BAB 15 - Rasuk Resah

3.9K 597 36
                                    

—Wedding Ruiner—

Semua pengorbananku beserta sakit hati yang kurasa demi kebahagiaan kak Atha terasa sia-sia saat aku membaca pesan dari Ori. Dalam tangkapan layar yang ia kirim lewat aplikasi obrolan daring, tertera Avantika yang kembali berbicara masa lalu dan bersedia menapak tilas bersama Ori lewat dua cangkir kopi. Alias cewek cantik itu menawari Ori buat jalan bareng sama dia for the sake of old memories. Jancuk!

Aku otomatis misuh-misuh dalam pesan balasanku. Tak lupa mengancam Ori agar dia tidak mengambil kesempatan emas itu. Enak saja! Aku sampai harus rela dijauhi kak Atha, eh yang dijaga perasaannya malah asik-asikan sama cowok lain. Aku tidak mau dedikasiku untuk kak Atha hanya membuatku sakit saja tanpa membawa kebahagiaan untuk laki-laki itu. Aku rela sakit demi tawanya, tapi jangan sampai kami sama-sama sakit, itu rugi bandar namanya.

Aku berdecak menatap gawaiku. Pesanku tak kunjung di balas. Masalahnya, Ori mematikan pemberitahuan centang biru, jadi aku tidak tahu dia sudah membacanya atau belum. Cuma hatiku tak tenang. Aku jadi sedikit curiga. Tanpa menunggu lama, kutekan gambar gagang telepon yang ada di sisi kanan atas layar. Satu dering sambungan, suara Ori menyapa.

"Awas kalau sampai kamu pergi, ya." Tanpa babibu aku menyerangnya.

"Ra...." jawaban Ori belum lagi lengkap. Namun, dari cara dia berbicara. Aku sudah tahu maksudnya.

"Anjing, kamu, Ri!" Aku mematikan telepon. Ponsel
pintarku kucampakkan ke lantai. Untungnya karpet bulu di samping tempat tidur meredam bantingannya. Aku tidak pernah sekasar itu sebelumnya, tapi menilai bagaimana orang-orang memperlakukanku kejam belakangan ini, aku rasa itu sebanding.

Aku menghempaskan punggungku dengan kasar ke kasur. Kupenjamkan mata melepaskan semua emosi. Inhale. Exhale. Ada juga guna yoga yang kubayar tujuh ratus ribu satu bulan itu. Inhale. Exhale. Aku terus mempraktekkan teknik pernapasan tersebuy hingga alam bawah sadar mengambil alih.

"Ara! Ori datang!" teriak mama. Suara dari balik
pintu itu mulai kembali membawaku ke alam sadar. Aku mengambil bantal, menaruhnya di atas telinga dan menekannya dengan lenganku yang kutarik ke atas. Gumpalan dakron bersarung itu menjadi penghalang kokleaku menerima rangsangan.

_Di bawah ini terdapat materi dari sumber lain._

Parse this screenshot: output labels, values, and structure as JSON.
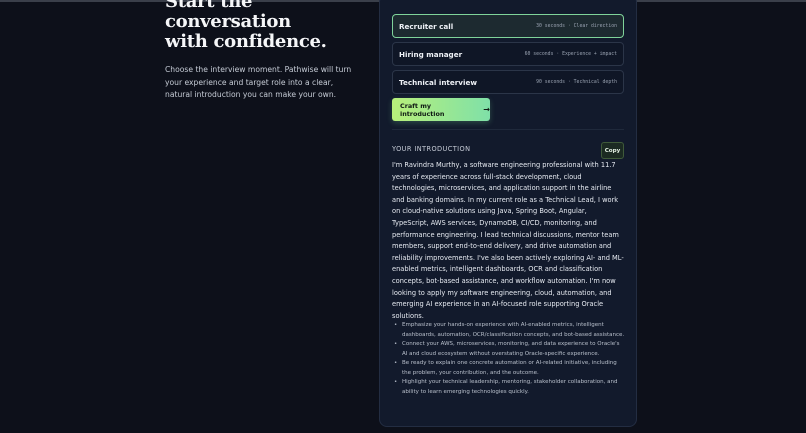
{
  "hero": {
    "title_line1": "Start the",
    "title_line2": "conversation",
    "title_line3": "with confidence.",
    "description": "Choose the interview moment. Pathwise will turn your experience and target role into a clear, natural introduction you can make your own."
  },
  "moments": [
    {
      "name": "Recruiter call",
      "meta": "30 seconds · Clear direction",
      "selected": true
    },
    {
      "name": "Hiring manager",
      "meta": "60 seconds · Experience + impact",
      "selected": false
    },
    {
      "name": "Technical interview",
      "meta": "90 seconds · Technical depth",
      "selected": false
    }
  ],
  "craft_button": {
    "label": "Craft my introduction",
    "arrow": "→"
  },
  "introduction": {
    "section_label": "YOUR INTRODUCTION",
    "copy_label": "Copy",
    "text": "I'm Ravindra Murthy, a software engineering professional with 11.7 years of experience across full-stack development, cloud technologies, microservices, and application support in the airline and banking domains. In my current role as a Technical Lead, I work on cloud-native solutions using Java, Spring Boot, Angular, TypeScript, AWS services, DynamoDB, CI/CD, monitoring, and performance engineering. I lead technical discussions, mentor team members, support end-to-end delivery, and drive automation and reliability improvements. I've also been actively exploring AI- and ML-enabled metrics, intelligent dashboards, OCR and classification concepts, bot-based assistance, and workflow automation. I'm now looking to apply my software engineering, cloud, automation, and emerging AI experience in an AI-focused role supporting Oracle solutions.",
    "tips": [
      "Emphasize your hands-on experience with AI-enabled metrics, intelligent dashboards, automation, OCR/classification concepts, and bot-based assistance.",
      "Connect your AWS, microservices, monitoring, and data experience to Oracle's AI and cloud ecosystem without overstating Oracle-specific experience.",
      "Be ready to explain one concrete automation or AI-related initiative, including the problem, your contribution, and the outcome.",
      "Highlight your technical leadership, mentoring, stakeholder collaboration, and ability to learn emerging technologies quickly."
    ]
  },
  "colors": {
    "accent": "#9be88c",
    "panel": "#121a2c",
    "background": "#0d101a"
  }
}
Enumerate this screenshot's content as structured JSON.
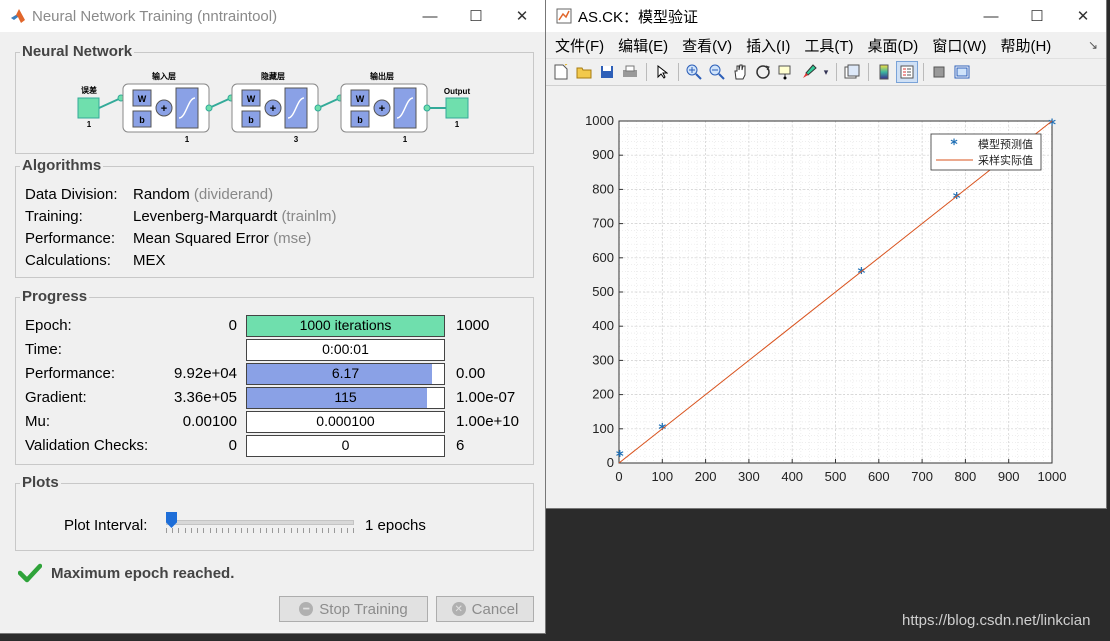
{
  "nn_window": {
    "title": "Neural Network Training (nntraintool)",
    "controls": {
      "minimize": "—",
      "maximize": "☐",
      "close": "✕"
    },
    "network": {
      "group_title": "Neural Network",
      "input_label": "误差",
      "input_size": "1",
      "layers": [
        {
          "title": "输入层",
          "size": "1",
          "w": "W",
          "b": "b"
        },
        {
          "title": "隐藏层",
          "size": "3",
          "w": "W",
          "b": "b"
        },
        {
          "title": "输出层",
          "size": "1",
          "w": "W",
          "b": "b"
        }
      ],
      "output_label": "Output",
      "output_size": "1"
    },
    "algorithms": {
      "group_title": "Algorithms",
      "rows": [
        {
          "label": "Data Division:",
          "value": "Random",
          "fn": "(dividerand)"
        },
        {
          "label": "Training:",
          "value": "Levenberg-Marquardt",
          "fn": "(trainlm)"
        },
        {
          "label": "Performance:",
          "value": "Mean Squared Error",
          "fn": "(mse)"
        },
        {
          "label": "Calculations:",
          "value": "MEX",
          "fn": ""
        }
      ]
    },
    "progress": {
      "group_title": "Progress",
      "rows": [
        {
          "label": "Epoch:",
          "min": "0",
          "bar": "1000 iterations",
          "max": "1000",
          "fill": 1.0,
          "color": "#6fdfad"
        },
        {
          "label": "Time:",
          "min": "",
          "bar": "0:00:01",
          "max": "",
          "fill": 0,
          "color": "#ffffff"
        },
        {
          "label": "Performance:",
          "min": "9.92e+04",
          "bar": "6.17",
          "max": "0.00",
          "fill": 0.94,
          "color": "#8aa1e6"
        },
        {
          "label": "Gradient:",
          "min": "3.36e+05",
          "bar": "115",
          "max": "1.00e-07",
          "fill": 0.915,
          "color": "#8aa1e6"
        },
        {
          "label": "Mu:",
          "min": "0.00100",
          "bar": "0.000100",
          "max": "1.00e+10",
          "fill": 0,
          "color": "#ffffff"
        },
        {
          "label": "Validation Checks:",
          "min": "0",
          "bar": "0",
          "max": "6",
          "fill": 0,
          "color": "#ffffff"
        }
      ]
    },
    "plots": {
      "group_title": "Plots",
      "interval_label": "Plot Interval:",
      "interval_value": "1 epochs",
      "slider_fraction": 0.0
    },
    "status_text": "Maximum epoch reached.",
    "stop_button": "Stop Training",
    "cancel_button": "Cancel"
  },
  "figure_window": {
    "title": "AS.CK：模型验证",
    "controls": {
      "minimize": "—",
      "maximize": "☐",
      "close": "✕"
    },
    "menu": [
      "文件(F)",
      "编辑(E)",
      "查看(V)",
      "插入(I)",
      "工具(T)",
      "桌面(D)",
      "窗口(W)",
      "帮助(H)"
    ],
    "menu_end_icon": "↘",
    "toolbar": [
      "new-file",
      "open-folder",
      "save",
      "print",
      "pointer",
      "zoom-in",
      "zoom-out",
      "pan",
      "rotate",
      "data-cursor",
      "brush",
      "link",
      "colorbar",
      "legend",
      "hide-plot-tools",
      "show-plot-tools"
    ]
  },
  "chart_data": {
    "type": "scatter",
    "title": "",
    "xlabel": "",
    "ylabel": "",
    "xlim": [
      0,
      1000
    ],
    "ylim": [
      0,
      1000
    ],
    "xticks": [
      0,
      100,
      200,
      300,
      400,
      500,
      600,
      700,
      800,
      900,
      1000
    ],
    "yticks": [
      0,
      100,
      200,
      300,
      400,
      500,
      600,
      700,
      800,
      900,
      1000
    ],
    "grid": true,
    "minor_grid": true,
    "legend_position": "top-right",
    "series": [
      {
        "name": "模型预测值",
        "kind": "scatter",
        "marker": "*",
        "color": "#1f6fb5",
        "x": [
          2,
          100,
          560,
          780,
          1000
        ],
        "y": [
          20,
          100,
          555,
          775,
          990
        ]
      },
      {
        "name": "采样实际值",
        "kind": "line",
        "color": "#d9531e",
        "x": [
          0,
          1000
        ],
        "y": [
          0,
          1000
        ]
      }
    ]
  },
  "watermark": "https://blog.csdn.net/linkcian"
}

Sayangnya, tak berlangsung lama. Suara gedoran di pintu yang dibuat seolah-olah kayu jati itu adalah gendang benar-benar merusak tidur siangku. Suara Avantika menjadi pelengkapnya, "Araaaaa! Ada Oriiiiiiii," panggilnya bernada. "Ih lucu yaa Ara Ori." Sempat kudengar cekikan Avantika itu sebelum ia kembali menalu pintu kamarku. Dengan malas, kutarik bokongku dari dekapan posesif matras.

Aku membuka pintu pelan agar hanya kepalaku yang menyembul, itu pun setengah. "Apa?" Suaraku serak khas bangun tidur.

"Ada Kang Mas kamu tuh," jawabnya.

"Berapa karat? Kalau enggak 24 enggak mau."

Avantika tertawa puas. Padahal itu lelucon masuk angin, enggak garing lagi. Bisa ya dia ketawa gitu. Enggak tahu apa orang tersiksa gara-gara dia. Aku tahu, Avantika bukan sok manis. Dia juga enggak berpura-pura baik. Dia emang baik dalam berbagai hal lain. She just lack of compassion. Dia bisa dengan gamblang menyatakan ketidaksukaannya atau keengganannya dengan orang lain dan menganggap mereka akan baik-baik saja setelah itu. Jadi, walaupun dia sudah menyatakan langsung padaku bahwa dia cemburu dengan kedekatanku dan Kak Atha serta ibunya atau setelah aku mencuri dengar bahwa dia juga menyatakan hal yang sama pada kak Atha, dia menganggap semuanya baik-baik saja. Dia tidak akan meras risih atau takut menyakiti. Apa iya, jangan-jangan aku saja yang terlalu sensitif? Bisa saja sih.